Solidaritätszuschlag für klamme Kliniken

ams-Stichwort: Versorgungszuschlag

Foto: Arzt begutachtet CT-Bilder

13.07.15 (ams). Kaum ein gutes Haar lässt die Deutsche Krankenhausgesellschaft (DKG) an der geplanten Krankenhausreform. Das Krankenhaus-Strukturgesetz (KHSG) sei eine Reform ohne Zukunftsperspektive, heißt es in einem Statement des DKG-Präsidenten Thomas Reumann anlässlich der ersten Lesung im Deutschen Bundestag Anfang Juli. Insbesondere der Wegfall des Versorgungszuschlags und neue Preisabschläge auf zusätzliche Leistungen würden den Krankenhäusern im Jahr 2017 eine Milliarde Euro entziehen, so Reumann. Was Reumann nicht sagt: Er vergleicht Äpfel mit Birnen. Denn mit den bisherigen Mehrleistungsabschlägen haben die geplanten Abschläge für mindere Qualität und für zusätzliche Leistungen nichts zu tun, und mit dem Versorgungszuschlag schon gar nichts.

Die Mehrleistungsabschläge stammen ebenso wie der Versorgungszuschlag noch aus den Tagen der schwarz-gelben Koalition (2009-2013). 2010 reagierten CDU/CSU und FDP auf die zum Teil eklatant gestiegenen Operationszahlen. Schnell wurde mehr operiert, als ursprünglich von Kassen und Kliniken prognostiziert. Schwarz-Gelb wollte möglichen Fehlanreizen einen Riegel vorschieben und verabschiedete im Zuge des GKV-Finanzierungsgesetzes (GKV-FinG) mehrjährige Abschläge, wenn die Krankenhäuser mehr Leistungen im Vergleich zum  Vorjahr vereinbaren. Die Patienten sollten sicher sein können, dass sie nicht aus rein wirtschaftlichen Erwägungen operiert würden. Zusätzlich zu den ohnehin stetig sinkenden Investitionen der Länder in ihren Krankenhäusern machten damals Chefarztverträge mit Bonusvereinbarungen ab einer bestimmten Anzahl von Eingriffen die Runde.

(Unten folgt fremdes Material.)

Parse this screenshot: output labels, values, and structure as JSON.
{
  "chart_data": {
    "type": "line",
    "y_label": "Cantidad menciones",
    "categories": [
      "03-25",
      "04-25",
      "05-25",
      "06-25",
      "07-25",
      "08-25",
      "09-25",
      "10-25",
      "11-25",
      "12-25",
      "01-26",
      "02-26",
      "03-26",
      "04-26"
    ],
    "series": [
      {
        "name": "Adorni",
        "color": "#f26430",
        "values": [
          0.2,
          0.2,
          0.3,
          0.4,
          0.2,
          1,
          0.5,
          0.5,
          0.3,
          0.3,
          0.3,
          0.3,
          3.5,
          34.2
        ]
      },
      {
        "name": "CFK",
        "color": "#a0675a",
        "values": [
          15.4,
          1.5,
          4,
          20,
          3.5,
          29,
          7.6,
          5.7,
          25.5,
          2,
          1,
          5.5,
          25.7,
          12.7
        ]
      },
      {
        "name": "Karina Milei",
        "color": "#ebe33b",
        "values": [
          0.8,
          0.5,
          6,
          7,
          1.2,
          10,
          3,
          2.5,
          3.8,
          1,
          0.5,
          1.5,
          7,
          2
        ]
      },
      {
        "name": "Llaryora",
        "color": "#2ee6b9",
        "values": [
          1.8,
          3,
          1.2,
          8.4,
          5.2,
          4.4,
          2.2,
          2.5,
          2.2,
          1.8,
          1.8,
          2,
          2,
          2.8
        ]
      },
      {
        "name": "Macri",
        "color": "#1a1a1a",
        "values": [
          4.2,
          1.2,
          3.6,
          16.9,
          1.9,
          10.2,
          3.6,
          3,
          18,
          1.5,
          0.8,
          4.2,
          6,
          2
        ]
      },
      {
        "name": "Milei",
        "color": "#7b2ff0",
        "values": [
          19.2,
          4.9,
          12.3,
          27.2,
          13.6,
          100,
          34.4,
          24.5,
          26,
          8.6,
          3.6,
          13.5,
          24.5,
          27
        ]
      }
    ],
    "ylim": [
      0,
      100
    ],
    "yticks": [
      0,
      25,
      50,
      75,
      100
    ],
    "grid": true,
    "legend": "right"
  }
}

2013 dann sorgte die schlechte finanzielle Situation einiger Krankenhäuser für Schlagzeilen. Etwa die Hälfte aller deutschen Kliniken mache Verluste, hieß es. Die christlich-liberale Koalition wollte den Kliniken ein wenig Luft verschaffen und setzte drei Monate vor der Bundestagswahl ein Finanzierungsprogramm auf die Schiene. Gesamtvolumen: rund eine Milliarde Euro. Den mit etwa 750 Millionen Euro größten Effekt erhoffte sich die damalige Koalition vom sog. Versorgungszuschlag. Dieser undifferenziert an alle Krankenhäuser ausgeschüttete Versorgungszuschlag war als Kompensation für die finanziellen Einbußen durch den Mehrleistungsabschlag zunächst begrenzt auf die Jahre 2013 und 2014 vorgesehen.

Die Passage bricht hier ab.